Know your daily creel limits and minimum lengths before you go ice fishing in Connecticut, because there are some big time fines for having illegal fish in your possession. Largemouth and smallmouth bass must be at least a foot long, and you may not have more than six of these combined. Northern Pike, a species which has made ice fishing in Connecticut considerably more exciting in recent years since the DEP has stocked them in select lakes throughout the state, must be at least 26 inches in length and only two can be taken daily. Walleye are in a few of the lakes around the Nutmeg State, and they had better be a foot and a half long if you are keeping them. Only two walleye can be taken in a day. All of the daily creel limits and minimum lengths are listed in the Angler’s Guide, so make sure you know them if any ice fishing in Connecticut is in your future. The state imposes a $154 fine for each illegal fish in your possession, which can add up in a hurry.
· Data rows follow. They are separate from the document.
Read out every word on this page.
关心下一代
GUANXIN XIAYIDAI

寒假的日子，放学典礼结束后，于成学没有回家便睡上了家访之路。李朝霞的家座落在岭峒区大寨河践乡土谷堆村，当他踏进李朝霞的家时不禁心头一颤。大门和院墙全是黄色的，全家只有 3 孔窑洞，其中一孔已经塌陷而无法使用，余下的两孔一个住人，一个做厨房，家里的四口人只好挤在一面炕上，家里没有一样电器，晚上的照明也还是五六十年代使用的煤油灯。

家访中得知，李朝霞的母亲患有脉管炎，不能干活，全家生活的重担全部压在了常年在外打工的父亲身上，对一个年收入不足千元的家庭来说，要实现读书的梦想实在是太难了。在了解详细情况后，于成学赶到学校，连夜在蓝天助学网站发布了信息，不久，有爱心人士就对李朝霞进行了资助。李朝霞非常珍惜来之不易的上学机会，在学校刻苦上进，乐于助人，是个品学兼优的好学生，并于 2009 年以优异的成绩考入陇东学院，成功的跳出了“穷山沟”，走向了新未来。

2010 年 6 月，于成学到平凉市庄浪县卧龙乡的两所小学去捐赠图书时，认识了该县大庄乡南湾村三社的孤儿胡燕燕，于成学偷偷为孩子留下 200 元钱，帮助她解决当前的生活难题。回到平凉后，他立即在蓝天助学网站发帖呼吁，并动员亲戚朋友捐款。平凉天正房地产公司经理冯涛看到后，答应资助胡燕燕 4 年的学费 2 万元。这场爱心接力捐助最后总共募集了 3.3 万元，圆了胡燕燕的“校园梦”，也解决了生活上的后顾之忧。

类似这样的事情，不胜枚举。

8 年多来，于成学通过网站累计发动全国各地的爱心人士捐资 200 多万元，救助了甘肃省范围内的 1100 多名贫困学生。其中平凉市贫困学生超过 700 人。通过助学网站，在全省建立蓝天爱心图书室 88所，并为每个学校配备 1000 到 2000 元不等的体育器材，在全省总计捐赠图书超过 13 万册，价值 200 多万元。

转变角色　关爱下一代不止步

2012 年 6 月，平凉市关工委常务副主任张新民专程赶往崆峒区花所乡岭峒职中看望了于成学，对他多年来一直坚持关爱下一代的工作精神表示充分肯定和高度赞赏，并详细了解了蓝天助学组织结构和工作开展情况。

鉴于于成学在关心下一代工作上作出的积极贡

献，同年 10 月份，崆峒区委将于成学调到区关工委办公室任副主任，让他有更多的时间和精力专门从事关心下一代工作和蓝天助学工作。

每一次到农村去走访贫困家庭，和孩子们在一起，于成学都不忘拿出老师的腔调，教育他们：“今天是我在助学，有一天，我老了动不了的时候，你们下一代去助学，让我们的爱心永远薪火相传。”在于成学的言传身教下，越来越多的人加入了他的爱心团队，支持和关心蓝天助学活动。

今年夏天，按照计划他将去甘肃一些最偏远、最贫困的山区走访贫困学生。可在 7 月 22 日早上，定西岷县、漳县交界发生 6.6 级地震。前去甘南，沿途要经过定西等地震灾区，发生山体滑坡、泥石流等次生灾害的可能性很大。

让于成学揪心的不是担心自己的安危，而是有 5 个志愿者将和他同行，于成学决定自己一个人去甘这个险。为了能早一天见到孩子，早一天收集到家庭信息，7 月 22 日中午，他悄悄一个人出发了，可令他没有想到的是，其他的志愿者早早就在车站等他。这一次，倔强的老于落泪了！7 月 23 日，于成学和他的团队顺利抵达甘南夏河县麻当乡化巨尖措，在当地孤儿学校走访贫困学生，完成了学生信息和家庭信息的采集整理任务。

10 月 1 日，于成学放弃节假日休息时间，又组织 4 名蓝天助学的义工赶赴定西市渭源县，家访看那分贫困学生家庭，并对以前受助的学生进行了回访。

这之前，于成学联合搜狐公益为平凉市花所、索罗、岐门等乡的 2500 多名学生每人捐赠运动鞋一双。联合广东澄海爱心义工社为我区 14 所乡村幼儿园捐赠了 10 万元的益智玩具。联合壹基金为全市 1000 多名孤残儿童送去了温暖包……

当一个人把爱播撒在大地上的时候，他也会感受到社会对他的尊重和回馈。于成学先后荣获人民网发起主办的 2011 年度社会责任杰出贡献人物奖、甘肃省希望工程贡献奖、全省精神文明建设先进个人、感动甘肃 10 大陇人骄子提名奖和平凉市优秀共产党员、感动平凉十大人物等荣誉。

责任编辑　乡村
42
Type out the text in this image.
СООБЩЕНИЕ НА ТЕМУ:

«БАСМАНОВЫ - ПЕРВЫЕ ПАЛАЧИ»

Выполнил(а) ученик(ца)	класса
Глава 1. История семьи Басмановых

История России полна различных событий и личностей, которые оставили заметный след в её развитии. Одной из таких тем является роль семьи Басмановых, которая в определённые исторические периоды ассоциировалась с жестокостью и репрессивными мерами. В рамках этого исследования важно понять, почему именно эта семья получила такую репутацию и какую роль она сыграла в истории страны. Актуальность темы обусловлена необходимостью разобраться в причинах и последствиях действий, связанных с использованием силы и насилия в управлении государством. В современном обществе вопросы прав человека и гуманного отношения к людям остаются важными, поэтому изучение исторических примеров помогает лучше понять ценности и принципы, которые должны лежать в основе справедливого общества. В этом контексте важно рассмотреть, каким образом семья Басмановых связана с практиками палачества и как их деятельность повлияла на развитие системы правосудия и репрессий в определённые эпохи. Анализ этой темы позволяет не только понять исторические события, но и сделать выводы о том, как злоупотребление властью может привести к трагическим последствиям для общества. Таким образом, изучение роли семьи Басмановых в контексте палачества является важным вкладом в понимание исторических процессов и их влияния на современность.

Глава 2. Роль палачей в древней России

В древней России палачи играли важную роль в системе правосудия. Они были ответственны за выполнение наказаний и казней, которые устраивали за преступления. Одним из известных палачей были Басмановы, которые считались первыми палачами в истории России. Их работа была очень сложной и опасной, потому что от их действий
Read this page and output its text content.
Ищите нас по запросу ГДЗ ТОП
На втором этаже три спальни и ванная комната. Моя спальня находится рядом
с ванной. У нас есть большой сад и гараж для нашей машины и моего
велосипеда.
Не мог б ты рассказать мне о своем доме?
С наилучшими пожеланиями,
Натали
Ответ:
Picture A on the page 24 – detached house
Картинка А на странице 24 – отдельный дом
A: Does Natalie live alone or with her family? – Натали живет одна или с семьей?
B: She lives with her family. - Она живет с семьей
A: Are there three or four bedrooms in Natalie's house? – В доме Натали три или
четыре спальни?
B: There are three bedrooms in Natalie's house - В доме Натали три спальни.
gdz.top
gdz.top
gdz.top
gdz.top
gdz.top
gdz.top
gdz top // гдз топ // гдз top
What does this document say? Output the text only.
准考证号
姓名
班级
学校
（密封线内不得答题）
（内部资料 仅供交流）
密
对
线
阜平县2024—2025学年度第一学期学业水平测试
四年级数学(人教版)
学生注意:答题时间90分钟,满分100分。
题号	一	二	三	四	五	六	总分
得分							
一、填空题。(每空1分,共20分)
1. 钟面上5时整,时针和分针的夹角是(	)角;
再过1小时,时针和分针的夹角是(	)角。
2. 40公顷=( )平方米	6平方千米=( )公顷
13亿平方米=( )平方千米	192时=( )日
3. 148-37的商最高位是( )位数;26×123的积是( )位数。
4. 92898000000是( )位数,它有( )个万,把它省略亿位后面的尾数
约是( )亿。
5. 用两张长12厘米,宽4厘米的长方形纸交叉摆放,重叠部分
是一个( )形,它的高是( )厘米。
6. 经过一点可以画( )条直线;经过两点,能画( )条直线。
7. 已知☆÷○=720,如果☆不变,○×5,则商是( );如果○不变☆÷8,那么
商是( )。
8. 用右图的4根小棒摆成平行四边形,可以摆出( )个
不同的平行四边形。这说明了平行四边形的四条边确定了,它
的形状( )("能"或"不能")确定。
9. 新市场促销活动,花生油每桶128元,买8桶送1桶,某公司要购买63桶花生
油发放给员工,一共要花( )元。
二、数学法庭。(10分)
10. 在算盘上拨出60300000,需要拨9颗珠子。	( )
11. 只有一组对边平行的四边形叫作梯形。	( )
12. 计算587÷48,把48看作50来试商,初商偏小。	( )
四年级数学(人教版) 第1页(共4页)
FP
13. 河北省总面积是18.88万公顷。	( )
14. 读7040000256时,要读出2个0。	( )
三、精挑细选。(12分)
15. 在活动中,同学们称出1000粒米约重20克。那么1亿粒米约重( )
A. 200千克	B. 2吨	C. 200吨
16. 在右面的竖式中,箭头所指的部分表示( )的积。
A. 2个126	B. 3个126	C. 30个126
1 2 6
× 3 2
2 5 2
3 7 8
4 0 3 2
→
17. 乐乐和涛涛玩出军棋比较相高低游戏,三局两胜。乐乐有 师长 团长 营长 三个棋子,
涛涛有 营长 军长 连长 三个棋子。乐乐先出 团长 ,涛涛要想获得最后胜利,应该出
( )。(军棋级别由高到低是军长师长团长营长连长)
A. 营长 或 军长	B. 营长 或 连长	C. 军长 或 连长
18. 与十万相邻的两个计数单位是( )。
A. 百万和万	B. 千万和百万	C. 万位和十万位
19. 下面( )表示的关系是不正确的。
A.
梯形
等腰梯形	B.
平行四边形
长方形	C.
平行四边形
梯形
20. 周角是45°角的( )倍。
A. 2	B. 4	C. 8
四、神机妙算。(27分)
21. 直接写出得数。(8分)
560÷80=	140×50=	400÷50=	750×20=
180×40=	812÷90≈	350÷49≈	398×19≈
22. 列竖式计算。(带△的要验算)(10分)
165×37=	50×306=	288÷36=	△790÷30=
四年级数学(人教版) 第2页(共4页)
One more thing when ice fishing in Connecticut. There are a great number of lakes and ponds in the state that close their seasons for a few weeks on March 1st, to allow the DEP to stock these bodies of water for the upcoming fishing season. In my area for instance, Alexander’s Lake in Killingly has an open season from the third Saturday in April of 2006 until February 28th, 2007. Just up the road from there, the Quaddick Reservoir is open year round. To be ice fishing in Connecticut on a lake or pond with a closed season falls under the “violation of sport fishing regulations”; this gets you the $154 fine! The Connecticut Angler’s Guide lists all the lakes and ponds that are available to fish in the state, the open seasons for each, the species available there, and any other pertinent info for that spot, such as slot limits or boating regulations. Come to think of it, the Angler’s Guide would make a neat stocking stuffer for any loved ones who plan on ice fishing in Connecticut this winter!